If you’re a rare or chronic illness patient, you’re probably accustomed to tweaking your schedule, eating habits, exercise routines, and even your chores and social life. Even when your life does go according to plan—your symptoms may not. One moment you might feel fine and the next you’ll be looking at a weeklong hospital stay.
In the beginning, I struggled to balance my symptoms with running a business and trying to maintain friendships. My disease took a lot out of me and at the end of the day, no matter how much I may have wanted to go out and meet a friend or take a business meeting in person, catering to my symptoms had to come first.
I decided what I really needed was to get organized. I sat down with my laptop and started a data collection on my own life.
Bizarrely, Facebook was one of my best resources in collecting data about my health. I would frequently post status updates when I had migraines or when I was excited to be able to work out that day. I had collected a lot of information in my timeline. I had taken pictures of the foods I ate, the long work days, the sudden onset of symptoms, even the 3AM posts that appeared when pain kept me up all night.
My Google Calendar, which I couldn’t survive without, was also a great tool. My whole health history —including doctor appointments, times and dates to pick up medications, nights where I may have gone to a party and had a drink, was already laid out for me.
When your disease comes in waves, you may be able to find a pattern you didn’t notice before. For instance, I realized that my migraines were occurring just as my weekly medications were running out. On weeks that I was able to exercise more often, I was also able to attend more meetings and social activities.
You may not have such an obvious pattern, but here are a few questions to ask yourself after each regular activity, treatment, or night of sleep:
- How difficult was the actual activity for me? Was I fatigued and pushing myself anyways?
- Did I do this activity on a full or empty stomach? Was I hydrated? If it was a medication, did I drink the amount of water recommended to drink with it on the label?
- Did I wake up feeling lethargic after a night of sleep? How many hours did I get? What medications did I take (or forget to take) before I went to bed?
Here are some categories you may want to organize data on:
Meals: There are very few chronic illnesses that aren’t affected by the food we eat. Keeping a log of what you ate and at what time you ate it, can have produce familiar patterns. The same can be said for measuring how much fluid intake you’re getting daily.

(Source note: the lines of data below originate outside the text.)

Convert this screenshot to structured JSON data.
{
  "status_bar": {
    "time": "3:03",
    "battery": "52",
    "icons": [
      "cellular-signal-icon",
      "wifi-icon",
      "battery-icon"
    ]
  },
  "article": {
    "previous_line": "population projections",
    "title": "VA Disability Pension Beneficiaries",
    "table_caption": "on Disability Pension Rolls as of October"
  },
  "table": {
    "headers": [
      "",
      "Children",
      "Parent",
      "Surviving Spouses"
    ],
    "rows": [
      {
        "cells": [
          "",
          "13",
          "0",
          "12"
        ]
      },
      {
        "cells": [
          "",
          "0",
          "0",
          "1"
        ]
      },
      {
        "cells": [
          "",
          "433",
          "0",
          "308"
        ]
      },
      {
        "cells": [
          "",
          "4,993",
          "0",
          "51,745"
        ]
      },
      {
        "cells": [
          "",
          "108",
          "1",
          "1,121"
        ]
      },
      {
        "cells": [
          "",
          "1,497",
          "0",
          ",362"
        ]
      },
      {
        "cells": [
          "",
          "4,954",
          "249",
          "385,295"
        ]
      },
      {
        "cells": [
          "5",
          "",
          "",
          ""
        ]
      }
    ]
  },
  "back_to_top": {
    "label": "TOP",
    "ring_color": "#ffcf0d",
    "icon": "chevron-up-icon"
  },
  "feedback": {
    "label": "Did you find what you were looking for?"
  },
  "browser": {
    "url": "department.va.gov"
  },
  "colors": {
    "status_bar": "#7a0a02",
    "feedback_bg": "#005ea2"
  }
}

Exercise: Recording your exercise routines may be an obvious one (if you woke up feeling stiff and achy, it has to be from the 50 burpies, right?) But even small amounts of exercise for those with more sensitive conditions can cause residual pain. Consider recording thing like how often you lift heavy loads of laundry, how long you walk the dog for, and even how many hours you browse during a trip to the mall.
Sleep: Sleep can deeply impact the intensity of a flare up. Both the kind and the amount of sleep you’re getting should be measured to check for variables that you can adjust.
Event/Stress: Stress always impacts us physically. Things like holidays and birthdays, big deadlines and social drama can leave you feeling drained and overwhelmed. It’s important to see how these events correspond with the intensity of your symptoms.
Wondering how to keep track of all of these categories? Here are some tools that can help you stay organized:
Food Diaries: App’s like MyFitnessPal can help you keep a log of what you’ve eaten during the day. You can also use an old-fashioned notebook or an Excel document to track the type of food you ate, what time you ate it, how many calories it had and whether or not it was dairy or gluten free.
Online Calendar: A Google Calendar can easily allow you to see what you had for dinner last Tuesday. Mark your meals, exercise routine, and major events so you can look back and see what might have impacted your current symptoms.
Social Media: Can Facebook really help measure the intensity of your flares? If you frequently check-in at restaurants, doctor’s offices, gyms or bars—you can keep a steady track of activities that may have caused a flare. Using your timeline, Twitter, and even just taking a quick look through your texts may remind you of a trigger.
You might find that your life is already well-documented. With a little research, finding the pattern problems in your health might be as easy as logging in.